I disagree with this - I think it's a matter of scope.
With this chronicle, at least, he's perhaps not done anything on a large or epic scale. Through the character of the narrator he has, however, provided subtle detail and nuance on some of what it is to be Gallente. The idea of it all being a face or a mask, for instance - something convenient to wear when times are good and something that's equally convenient to discard at other times. The possibility of what might happen when all the lip service given to the wonders of 'personal liberty' is stripped back, allowing the "infrastructure of daily life" to fall away and the resulting "anger and ennui" that becomes "emblematic" of disenfranchised Gallente in their ghettos and simultaneously a "fertile breeding ground for darkness" that we all suspect exists behind the Federation's glamourous surface appeal.

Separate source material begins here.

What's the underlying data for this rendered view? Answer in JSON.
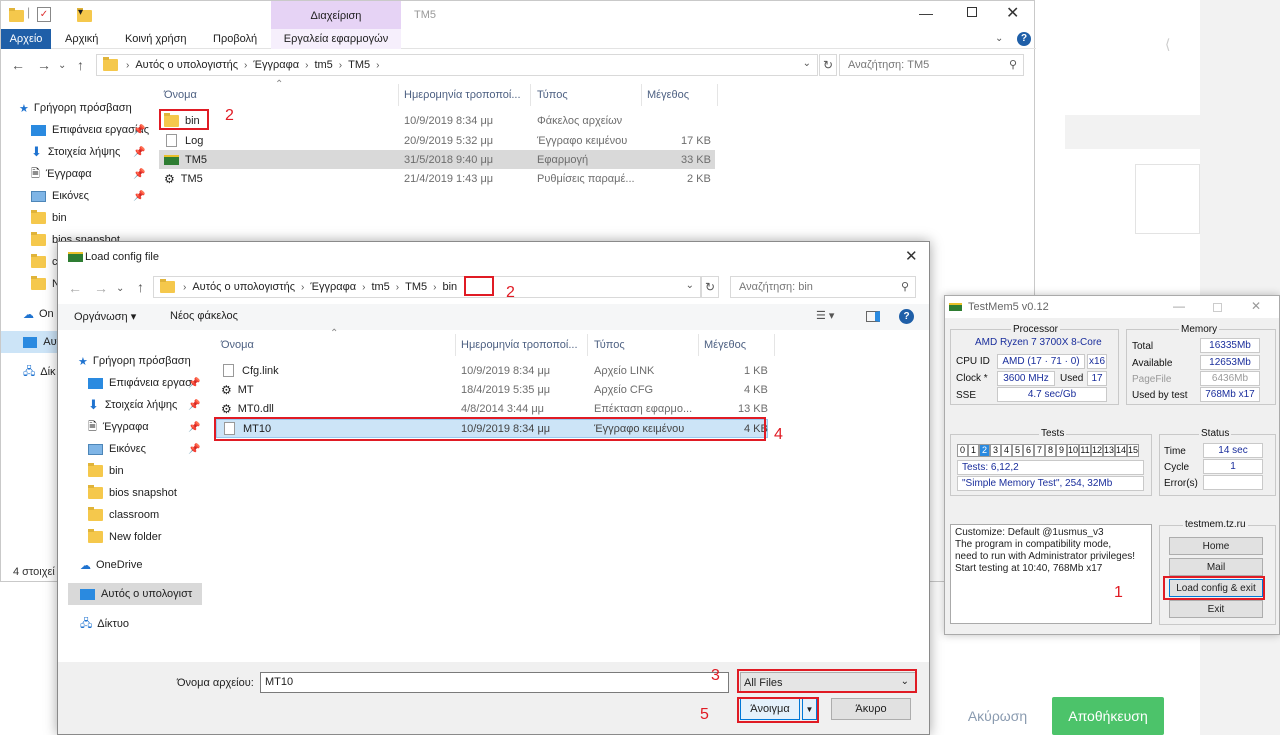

For me it echoed, at times, some of the themes in - and indeed some of the setting of - Conrad's
Heart of Darkness.
I also thought his characterisation of the provist Caldari was quite good. He did his best to make them more than jack-booted space nazis which is something we've seen many calls for recently and the subtle care he took in doing it was quite precise. They were "ruthlessly efficient", smart enough to understand that once the obvious dissidents were removed simple things like relocating Gallente to make living conditions more tightly localised was not only beneficial to that efficiency it also eventually helped to erode the Gallente ideals and weaken their character. Smart enough too to see what the garden was really about even as the captive Gallente looked past it and - if the narrator was left to his devices - how that could also benefit the efficiency of the Caldari's means of maintaining order.
I think your statement gives Abraxas too little credit. In my opinion, he understands that the building of worlds is achieved not only with the major people and events that are its bricks but also with the mortar that holds them in place which by necessity in EVE should be dark, gritty and weird enough to make us just a little uncomfortable.